I know, I know…it’s been a while. I have been away, although that usually means I read more books (but, then, perhaps that’s only where chick lit’s concerned). So, Madame Bovary? Yes, I have finally finished it. It’s taken an incredibly long time for a relatively short book and I’m not exactly sure who or what to blame. Yes, I have been rather lax and easily distracted, but simultaneously the book has done little to entice me to pick it up and has failed to sustain my attention when I have done.

What is it about ‘classic’ novels that stipulates they only contain characters who are intrinsically boring or bad people? – and sometimes, shock horror, a person who has the unhappy misfortune to be both boring and bad – a very unappealing combination! I thought this was going to be a book with a carefully woven plot which cleverly and perceptively revealed the feelings of a woman who has chosen her husband badly and lived to regret it; and, on paper, I suppose that’s what this story is about, but I was bitterly disappointed by so many aspects of the book that the plot has been rendered unappealing by belonging to the same pages. Madame Bovary is – no, I won’t mince my words – an ignorant, vain, self obsessed monster of a woman. In fact, she gives women, wives and mothers a thoroughly bad name; and she was created by a man, I can’t help thinking that some woman must have made herself very repugnant to Flaubert to make him create such an abomination. She ponces around the small French towns that the story inhabits thinking only of herself – and, believe me, she has an unaccountably ‘puffed up’ opinion of herself, imagining that life has somehow tricked her out of living the life of a Duchess and robbed her of the beautiful, expensive possessions that she so covets – and eventually buys, at the expense of her baby’s booties. No, not even the birth of a healthy, happy daughter can draw this stubbornly selfish woman out of her own self-obsession. Gradually she is overcome with a seething, vengeful anger towards her somewhat simple, but basically honest and good husband. She sneers at him, blames him for not earning more money with which to buy her fine things and flings herself from one extra marital affair to another. I was both infuriated and angered by her in equal measure from the moment she appeared on the page.

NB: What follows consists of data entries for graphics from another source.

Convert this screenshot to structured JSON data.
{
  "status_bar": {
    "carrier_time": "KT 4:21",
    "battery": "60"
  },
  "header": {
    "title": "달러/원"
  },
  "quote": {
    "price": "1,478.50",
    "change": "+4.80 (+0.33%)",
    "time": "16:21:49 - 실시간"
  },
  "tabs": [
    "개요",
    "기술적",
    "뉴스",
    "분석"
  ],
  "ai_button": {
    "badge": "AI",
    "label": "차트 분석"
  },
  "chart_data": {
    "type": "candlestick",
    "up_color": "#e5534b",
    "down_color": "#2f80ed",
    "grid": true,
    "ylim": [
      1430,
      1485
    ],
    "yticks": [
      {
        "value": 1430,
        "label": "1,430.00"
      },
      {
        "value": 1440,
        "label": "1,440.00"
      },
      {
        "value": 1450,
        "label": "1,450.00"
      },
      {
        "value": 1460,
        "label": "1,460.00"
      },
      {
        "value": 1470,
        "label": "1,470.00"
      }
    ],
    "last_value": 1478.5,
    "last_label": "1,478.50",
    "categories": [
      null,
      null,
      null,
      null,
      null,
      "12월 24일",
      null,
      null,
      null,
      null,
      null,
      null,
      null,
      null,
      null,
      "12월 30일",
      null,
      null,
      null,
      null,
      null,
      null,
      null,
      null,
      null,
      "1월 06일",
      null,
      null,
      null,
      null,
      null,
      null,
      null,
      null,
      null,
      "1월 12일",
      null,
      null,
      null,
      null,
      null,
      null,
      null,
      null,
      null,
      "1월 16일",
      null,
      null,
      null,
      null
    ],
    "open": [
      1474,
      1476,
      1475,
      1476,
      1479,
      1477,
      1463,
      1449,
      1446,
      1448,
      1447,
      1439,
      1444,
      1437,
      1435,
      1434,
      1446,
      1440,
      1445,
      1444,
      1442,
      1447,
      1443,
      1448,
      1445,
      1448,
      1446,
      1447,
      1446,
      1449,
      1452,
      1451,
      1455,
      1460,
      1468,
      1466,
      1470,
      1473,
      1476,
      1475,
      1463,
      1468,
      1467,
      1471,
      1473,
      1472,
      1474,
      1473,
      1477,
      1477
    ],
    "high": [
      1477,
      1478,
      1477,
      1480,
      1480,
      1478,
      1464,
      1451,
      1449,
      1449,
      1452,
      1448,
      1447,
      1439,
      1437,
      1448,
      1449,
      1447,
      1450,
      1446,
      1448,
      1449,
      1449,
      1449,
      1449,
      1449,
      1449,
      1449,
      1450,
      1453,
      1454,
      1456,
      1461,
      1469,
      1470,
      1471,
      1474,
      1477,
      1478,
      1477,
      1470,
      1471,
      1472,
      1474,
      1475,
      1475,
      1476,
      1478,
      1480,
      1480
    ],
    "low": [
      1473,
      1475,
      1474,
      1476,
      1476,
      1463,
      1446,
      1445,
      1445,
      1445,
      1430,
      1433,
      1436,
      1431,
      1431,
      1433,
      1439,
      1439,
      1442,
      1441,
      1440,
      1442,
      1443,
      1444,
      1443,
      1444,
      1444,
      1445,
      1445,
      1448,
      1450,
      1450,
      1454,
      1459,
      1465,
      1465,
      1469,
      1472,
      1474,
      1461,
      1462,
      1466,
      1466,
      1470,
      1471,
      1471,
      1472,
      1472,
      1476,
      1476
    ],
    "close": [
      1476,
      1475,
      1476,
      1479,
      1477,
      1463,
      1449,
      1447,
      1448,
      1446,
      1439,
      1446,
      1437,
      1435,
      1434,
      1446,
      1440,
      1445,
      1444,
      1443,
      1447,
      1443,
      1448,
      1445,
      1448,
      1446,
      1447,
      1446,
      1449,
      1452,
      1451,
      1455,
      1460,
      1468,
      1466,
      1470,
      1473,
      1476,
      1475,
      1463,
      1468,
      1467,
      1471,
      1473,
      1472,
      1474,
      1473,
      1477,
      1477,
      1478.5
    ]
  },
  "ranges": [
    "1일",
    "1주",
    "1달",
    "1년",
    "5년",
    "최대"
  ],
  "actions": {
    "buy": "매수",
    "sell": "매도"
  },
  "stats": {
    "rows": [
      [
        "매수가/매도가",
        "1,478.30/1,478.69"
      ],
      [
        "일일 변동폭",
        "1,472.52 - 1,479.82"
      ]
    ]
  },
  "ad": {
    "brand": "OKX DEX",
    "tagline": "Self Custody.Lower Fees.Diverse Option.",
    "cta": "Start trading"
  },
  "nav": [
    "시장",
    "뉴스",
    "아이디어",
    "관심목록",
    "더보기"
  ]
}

What of the novel’s plot and other characters though? Whilst certainly not inspiring such strong feelings as the eponymous heroine, they also are not what I would call ‘good people’. From Charles Bovary to Homais  (the apothecary in the story) almost every character introduced seems completely self-absorbed and out to further their own cause. Charles, though not an overtly bad person, plods through his life never bothering to consider the world from anyone’s perspective but his own, he is also so easily persuaded to one course or another that at points you simply want to shake him and tell him to use his brain. Where plot is concerned, by another pen perhaps this could have been an engaging story, although perhaps never gripping. It is a simple tale about rural people and their ordinary lives, but there’s no shame in such a plot and, invariably, it is such simple settings and plots which are able to expose the magic of everyday life and the gems found amongst ‘ordinary’ people; but these rewards were not to be gleaned from Madame Bovary, well, not for me, anyway.

I would not recommend Madame Bovary, unlike The Five People You Meet in Heaven, it presents a very poor picture of humanity and, were one to consider it accurate, could become more than a little depressing. To put it simply…I think people are intrinsically better than this. And ‘classic’ books, well after the last two, I won’t deny I’m becoming a little despondent – maybe I should’ve stuck to Jane Austen and Tolkien after all? But I refuse to be so easily beaten, especially by the horrendous Emma Bovary. If people are better than this, then by that virtue, books should be too. My next book? A slightly more modern one for some variation…Possession: A Romance by A. S. Byatt. Fingers crossed for a woman to be proud of, it’s about time.